そして空へ
「クルシュラ! 観念してお縄につけい!」
「ムムッ、貴様はキャッシュ! ええい、お前ごときにやられる俺ではないわ!」
玉座の間にいたクルシュラは少しも変っていなかった。
「俺はむかしから、お前のことが気に入らなかった・・・だから兵をおこした!」
「それが、それが人を悲しませるお前の理由か、クルシュラ!」
俺は剣を構えた。
クルシュラと何度も激しく斬り合う!
「それがお前の悲しみか! 兵をおこしていたずらに人を死なせることが!」
「そうだ! おれは、おれは権力が欲しかった! 何もかもが欲しかった! そう思って何が悪い!!」
「欲しいと言えば、くれてやったのに!」
「そんなこと信じられるかああああああああああああ」
クルシュラの手から炎が出て、オレを吹き飛ばした。
「ぐあああ!」
「どうだ、これが俺の力だ! 邪教の力に手を染めて手にした俺の力!
「それで手にしたものは、まがいものだ!」
「だったらなんだ、俺はこれが欲しかった! 俺は最強なんだああああああああ!」
クルシュラの全身が炎に包まれる。
「うおおおおおお、な、なんだこれは! 俺はいったいどうしちまったんだ!」
「それが悪しき力だよ、クルシュラ・・・・」
火だるまになったクルシュラはわけもわからず剣を振り回している。
「クルシュラ・・」
「王子、負けちゃだめ!」
「リュキ! それにノリム! どうして・・・」
「ヘタレ王子に活を入れに来た」
「活ってなんだよノリム、俺は・・・」
「王子は迷ってる。それを振り払ってクルシュラを倒さなければならない。
それが彼のためにできる・・・たったひとつの、供養」
「く。よう・・・」
「人は長く生きられない。せめて、苦しまずに逝かせてやるべき」
「・・・そう、だな」
俺は剣を構えた。

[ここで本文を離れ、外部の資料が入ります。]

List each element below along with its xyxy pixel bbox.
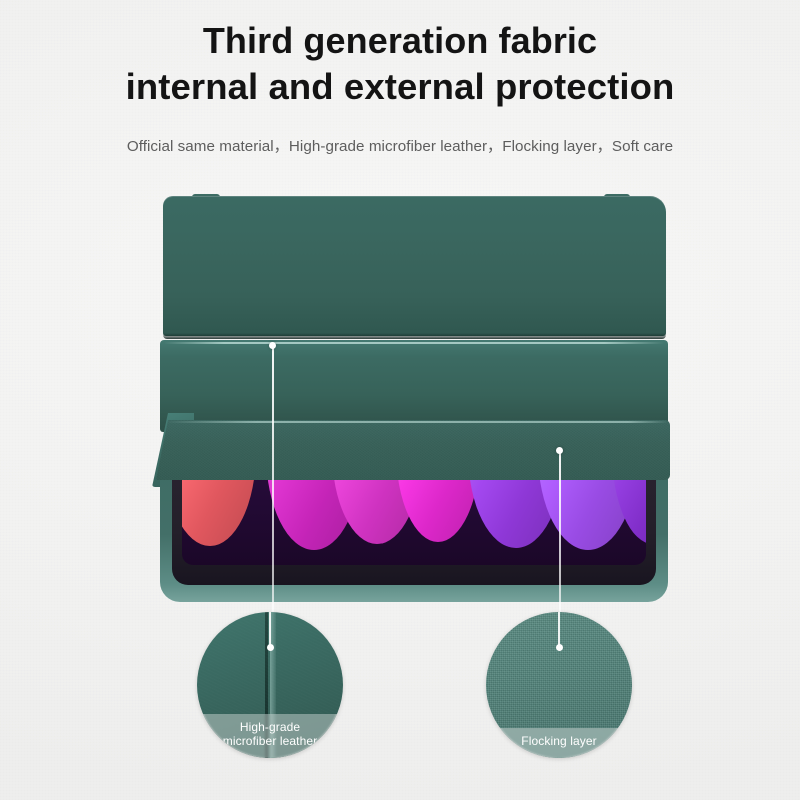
callout-label-line-1: High-grade [201, 720, 339, 734]
headline-line-1: Third generation fabric [203, 20, 597, 61]
callout-leader-line-inner [269, 612, 271, 648]
callout-label-line-1: Flocking layer [490, 734, 628, 748]
leader-dot-right [556, 447, 563, 454]
leader-dot-left [269, 342, 276, 349]
headline-line-2: internal and external protection [24, 64, 776, 110]
page-subtitle: Official same material，High-grade microf… [0, 134, 800, 156]
callout-label-line-2: microfiber leather [201, 734, 339, 748]
cover-lower-panel [160, 340, 668, 432]
front-flap [156, 420, 670, 480]
callout-flocking-layer: Flocking layer [486, 612, 632, 758]
callout-label: High-grade microfiber leather [197, 714, 343, 758]
leader-line-left [272, 345, 274, 640]
page-title: Third generation fabric internal and ext… [0, 18, 800, 110]
callout-label: Flocking layer [486, 728, 632, 758]
callout-microfiber-leather: High-grade microfiber leather [197, 612, 343, 758]
header-block: Third generation fabric internal and ext… [0, 18, 800, 156]
callout-leader-dot-inner [556, 644, 563, 651]
cover-crease-highlight [164, 342, 664, 344]
cover-upper-panel [163, 196, 666, 336]
callout-leader-dot-inner [267, 644, 274, 651]
callout-leader-line-inner [558, 612, 560, 648]
flap-edge-highlight [166, 421, 668, 423]
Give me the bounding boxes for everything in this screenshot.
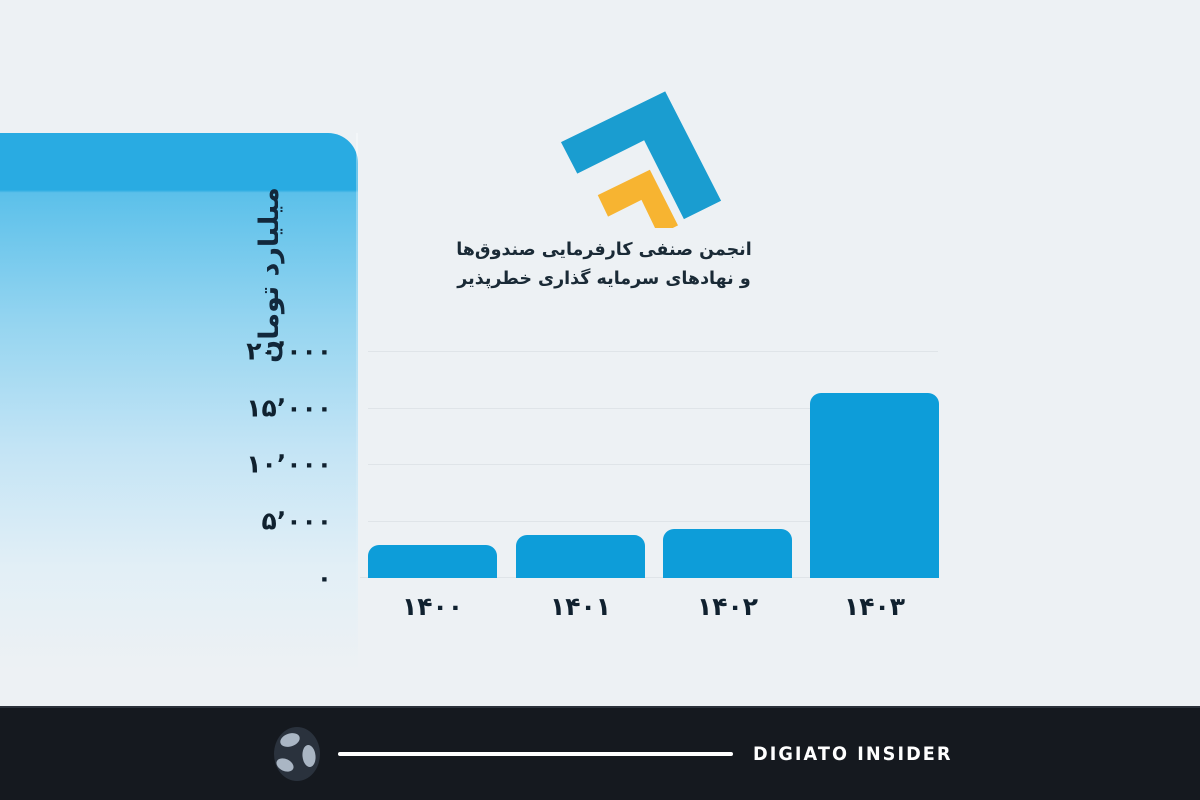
x-tick-label-1402: ۱۴۰۲ (663, 592, 792, 621)
x-tick-label-1400: ۱۴۰۰ (368, 592, 497, 621)
y-tick-label-0: ۰ (212, 564, 332, 593)
footer-content: DIGIATO INSIDER (270, 724, 968, 784)
y-tick-label-20000: ۲۰٬۰۰۰ (212, 337, 332, 366)
organization-caption-line-1: انجمن صنفی کارفرمایی صندوق‌ها (430, 236, 778, 265)
chart-plot-area (368, 351, 938, 578)
y-tick-label-10000: ۱۰٬۰۰۰ (212, 450, 332, 479)
y-tick-label-15000: ۱۵٬۰۰۰ (212, 394, 332, 423)
organization-caption: انجمن صنفی کارفرمایی صندوق‌ها و نهادهای … (430, 236, 778, 294)
footer-brand-text: DIGIATO INSIDER (753, 743, 953, 765)
y-tick-label-5000: ۵٬۰۰۰ (212, 507, 332, 536)
x-tick-label-1403: ۱۴۰۳ (810, 592, 939, 621)
footer-divider-rule (338, 752, 733, 756)
digiato-logo (270, 724, 324, 784)
anjoman-vc-logo (551, 82, 743, 228)
infographic-canvas: میلیارد تومان انجمن صنفی کارفرمایی صندوق… (0, 0, 1200, 800)
footer-bar: DIGIATO INSIDER (0, 706, 1200, 800)
organization-caption-line-2: و نهادهای سرمایه گذاری خطرپذیر (430, 265, 778, 294)
bar-1403[interactable] (810, 393, 939, 578)
gridline-20000 (368, 351, 938, 352)
bar-1402[interactable] (663, 529, 792, 578)
bar-1401[interactable] (516, 535, 645, 578)
bar-1400[interactable] (368, 545, 497, 578)
x-tick-label-1401: ۱۴۰۱ (516, 592, 645, 621)
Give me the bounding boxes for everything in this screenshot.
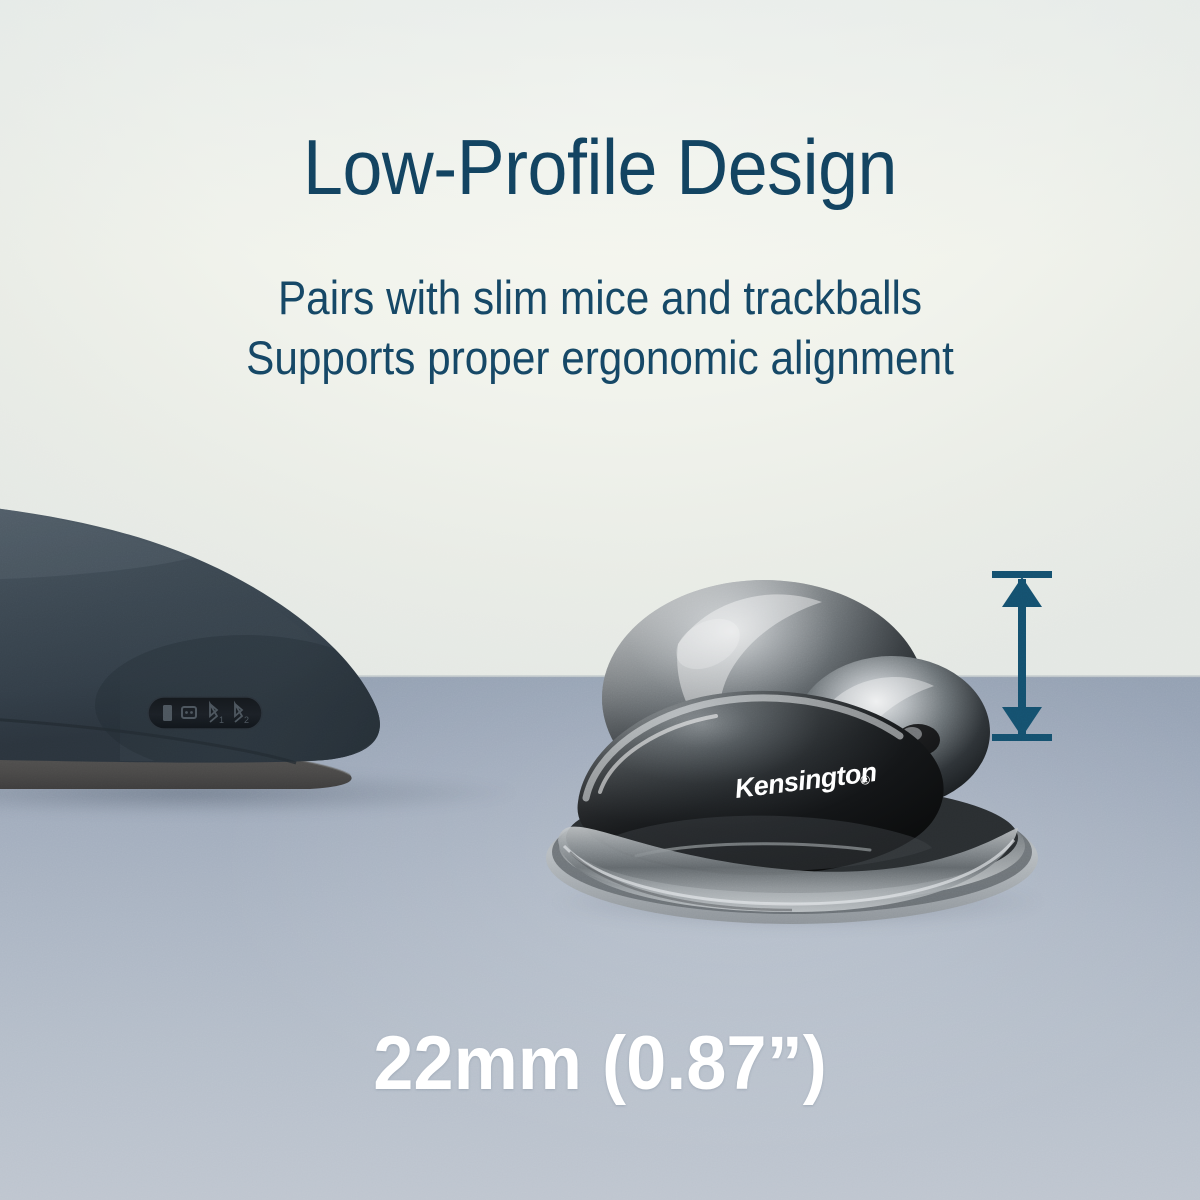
- usb-icon-dot-left: [185, 711, 188, 714]
- page-title: Low-Profile Design: [48, 128, 1152, 206]
- battery-icon: [163, 705, 172, 721]
- subtitle-line-1: Pairs with slim mice and trackballs: [60, 274, 1140, 321]
- bluetooth-2-label: 2: [244, 715, 249, 725]
- dimension-arrowhead-up: [1002, 577, 1042, 607]
- usb-icon-dot-right: [190, 711, 193, 714]
- wrist-rest-illustration: Kensington ®: [540, 540, 1040, 940]
- trackball-mouse-illustration: 1 2: [0, 455, 530, 815]
- dimension-arrow-svg: [978, 565, 1066, 750]
- bluetooth-1-label: 1: [219, 715, 224, 725]
- height-dimension-indicator: [978, 565, 1066, 750]
- gel-wrist-rest: Kensington ®: [540, 540, 1040, 940]
- dimension-arrowhead-down: [1002, 707, 1042, 737]
- subtitle-line-2: Supports proper ergonomic alignment: [60, 334, 1140, 381]
- trackball-mouse: 1 2: [0, 455, 530, 815]
- dimension-top-cap: [992, 571, 1052, 578]
- product-feature-image: Low-Profile Design Pairs with slim mice …: [0, 0, 1200, 1200]
- measurement-label: 22mm (0.87”): [30, 1026, 1170, 1102]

そこにリュキがエキドナを、ノリムが杖を出す。
「三人の力をいま、ひとつに!」
「「「うおおおおおおおおおおおおおおおおお!!!!!!!!!!!!!」」」
その剣先がクルシュラの胸をつらぬく!
「ギャアアアアアアアアアアアアアアアアアアアアアアア」
「お前の悲しみもこれまでだ、クルシュラ!」
「そんな、ばかな、この、おれが、
俺は、すべてを 手に入れた はず だったのに
なんで こんな ・・・・・
ち きしょ う・・・」
やがてクルシュラは消滅した。次元の渦に飲み込まれたのだ。
もう二度と会うことはないだろう・・・・・
「クルシュラ・・・・」
「王子、泣いちゃだめだよ。それが、王族のつとめだから・・・」
「リュキ・・」
「しあわせは、みんなにはない。
それをもっている人間が しあわせになるべき。
そして、そうでない人間は・・・クルシュラ王子のように野心に憑かれた人間は、死ぬしか・・・」
「・・・・そんなことねぇ!」
俺は涙をぬぐった。
「あいつが死ぬしかなかったなんて、思いたくねぇ・・・・
俺がよわかったから、あいつは死んだ!
だから・・・俺は強くなる・・・いつか・・・」
「王子・・・」
ぶっ壊れた城に、冷たく静かな風が吹いていた・・・・
数ヶ月後・・・
「いやーそれにしても王子がモアン様と結婚するなんてね」
「驚いた」
「うるせー。好きになっちゃったんだからしかたねーだろ。
それに、おれたちが幸せにならなきゃ まず国が戻っていかねー。
そんな気がするんだ」
「はいはい、おしあわせに」
「のろけ話はもうたくさん」
「うるせーばーか! お前らなんかもう知らん!」
こうして、俺は嫁さんをゲットしたのだった。